Had a great day of hanging out with [livejournal.com profile] electroncat, today. We had long conversations about things done, and things thought. She reminded me that the times when you doubt yourself are most likely the times when you'll fuck things up. As i said, to her, i guess it's lucky that i don't ever try to Do anyhting, in my moments of self-doubt. It's like that line, from Bill Nye, the Science Guy: "Paralysed by Self-Doubt!" When it gets me, it's got me. The trick, now, is to stop letting it get me. (Moxy Früvous - [The Drinking Song]). By the way, [livejournal.com profile] electroncat, i forgot to tell you, i think it's Very important to have the people who work to things one person at a time. That's just not for me. ;) Sweeping change, that's what i need.

I didn't get to talk to [livejournal.com profile] mech_angel, today, and that makes me sad. But i'll talk to her, soon. Talk to her about lots of things. :)

Workings are forthcoming.

Dream Well

{1.59am: The Police - [King of Pain]--- I also meant to say, i've done some terrible things, in my time, and i've hurt a lot of people, in the doing of them. Rather, i've caused a lot of people to be hurt. There's not much i've done to people, directly, so much as i've facilitated them doing to themselves. But that doesn't make me less responsible, simply less at fault.

But i'm not sorry, for what i did. I'm somewhat sorry for the pain i caused, and the turmoil it wreaked. (The Dresden Dolls - [Girl Anachronism]). But i've seen the things that have come out of them, out of the pain, and the sorrow, and how people have grown. And i'm not sorry for that, at all. Maybe that makes me an asshole. Maybe it makes me sound like a self-righteous prick, but it's the way i feel.

There are some things i've done for which i am genuinely sorry, about the pain they've caused. But they aren't many. I don't have any regrets, and i would never take any of it back. If only because they've all led me here. And, despite all the shite, and the pain, I like where, who, and what i am; and i like what you all are, too... (Polaris - [She Is Staggering]). And all that that implies.

Good night.}

Date: 2004-11-14 11:28 pm (UTC)
From: [identity profile] missmeganmaude.livejournal.com
Well, there are people like you and people like me, and together we can bring change. ^__^

Date: 2004-11-14 11:30 pm (UTC)
From: [identity profile] wolven.livejournal.com
Sounds like a damn fine plan to me. Now, to get more of all of us to coordinate :)

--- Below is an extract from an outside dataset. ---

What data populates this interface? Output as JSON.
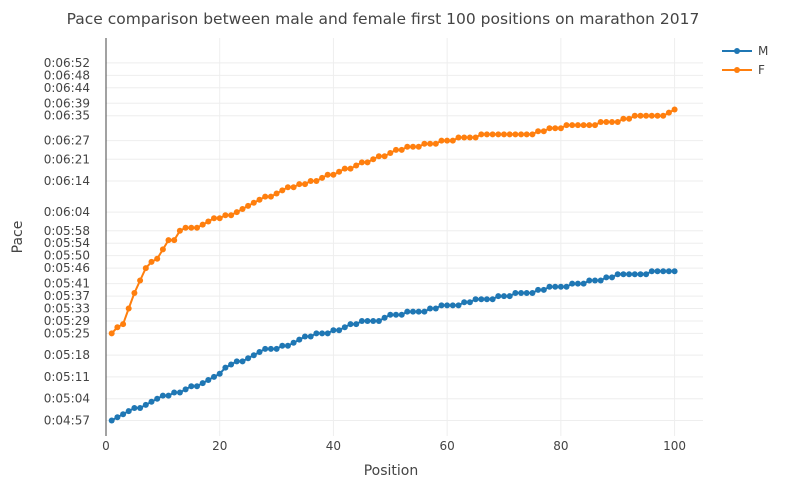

Date: 2004-11-15 10:46 pm (UTC)
From: [identity profile] tribeofone.livejournal.com
What? you want to put together a syncronized swimming team?
I want to maintain the status quo.

Date: 2004-11-16 06:28 am (UTC)
From: [identity profile] wolven.livejournal.com
Maintenance of the status quo is good for a laugh, every now and again, in mock protest, but no thanks, as a world policy.